There's a lot of interesting items in the article -- such as the Byzantine-like maze of medieval sounding orders and subgroups. Ecclesia Dei. Society of St. Pius X. Congregation for the Doctrine of the Faith. It's no wonder that Dan Brown novels are so popular. There is such an air of secrecy and intrigue.
Anyway, one paragraph in the story struck me.
The Vatican said at the time that the pope did not know of Williamson's background and Benedict himself then acknowledged, in a letter to bishops, that the Church had to learn to use the Internet properly.Two items jump out in my mind.
1. The article capitalized "Internet" but not "pope." I don't know what the style manual says about that. Nor am I certain as to why internet should be capitalized at all.
2. The Vatican is just now learning how to use the internet? Really? The Vatican's technology skills are behind most elementary school kids? I'm not sure what that means.
Institutional momentum is a tough thing to transform.

1 comments:
Very interesting. Style guides have always capitalized internet, but I've been in your camp for a number of years. No need. It is interesting about "pope." I imagine non-Catholic style guides would not cap it.

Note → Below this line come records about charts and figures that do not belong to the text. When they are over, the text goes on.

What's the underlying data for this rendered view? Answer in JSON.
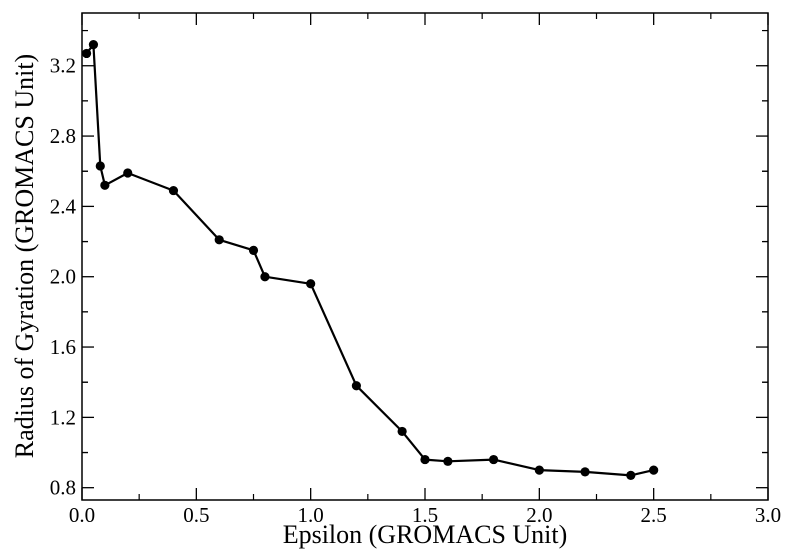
{
  "chart_data": {
    "type": "line",
    "xlabel": "Epsilon (GROMACS Unit)",
    "ylabel": "Radius of Gyration (GROMACS Unit)",
    "xlim": [
      0.0,
      3.0
    ],
    "ylim": [
      0.73,
      3.5
    ],
    "x_ticks": [
      0.0,
      0.5,
      1.0,
      1.5,
      2.0,
      2.5,
      3.0
    ],
    "x_tick_labels": [
      "0.0",
      "0.5",
      "1.0",
      "1.5",
      "2.0",
      "2.5",
      "3.0"
    ],
    "y_ticks": [
      0.8,
      1.2,
      1.6,
      2.0,
      2.4,
      2.8,
      3.2
    ],
    "y_tick_labels": [
      "0.8",
      "1.2",
      "1.6",
      "2.0",
      "2.4",
      "2.8",
      "3.2"
    ],
    "grid": false,
    "legend": "none",
    "series": [
      {
        "color": "#000000",
        "marker": "circle",
        "x": [
          0.02,
          0.05,
          0.08,
          0.1,
          0.2,
          0.4,
          0.6,
          0.75,
          0.8,
          1.0,
          1.2,
          1.4,
          1.5,
          1.6,
          1.8,
          2.0,
          2.2,
          2.4,
          2.5
        ],
        "y": [
          3.27,
          3.32,
          2.63,
          2.52,
          2.59,
          2.49,
          2.21,
          2.15,
          2.0,
          1.96,
          1.38,
          1.12,
          0.96,
          0.95,
          0.96,
          0.9,
          0.89,
          0.87,
          0.9
        ]
      }
    ]
  }
}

I have a classmate who has made great use of the Vatican's "secret archives." It's a web-based archive of masses of ecclesiastical literature. They know how to use the internet. Maybe just not for current research.
Another style guide issue that needs to change: citations. Nowadays all one needs is book, author, year, and maybe publisher. No need for city. That only confuses issues with the number of acquisitions over the last decade. We need to drop it.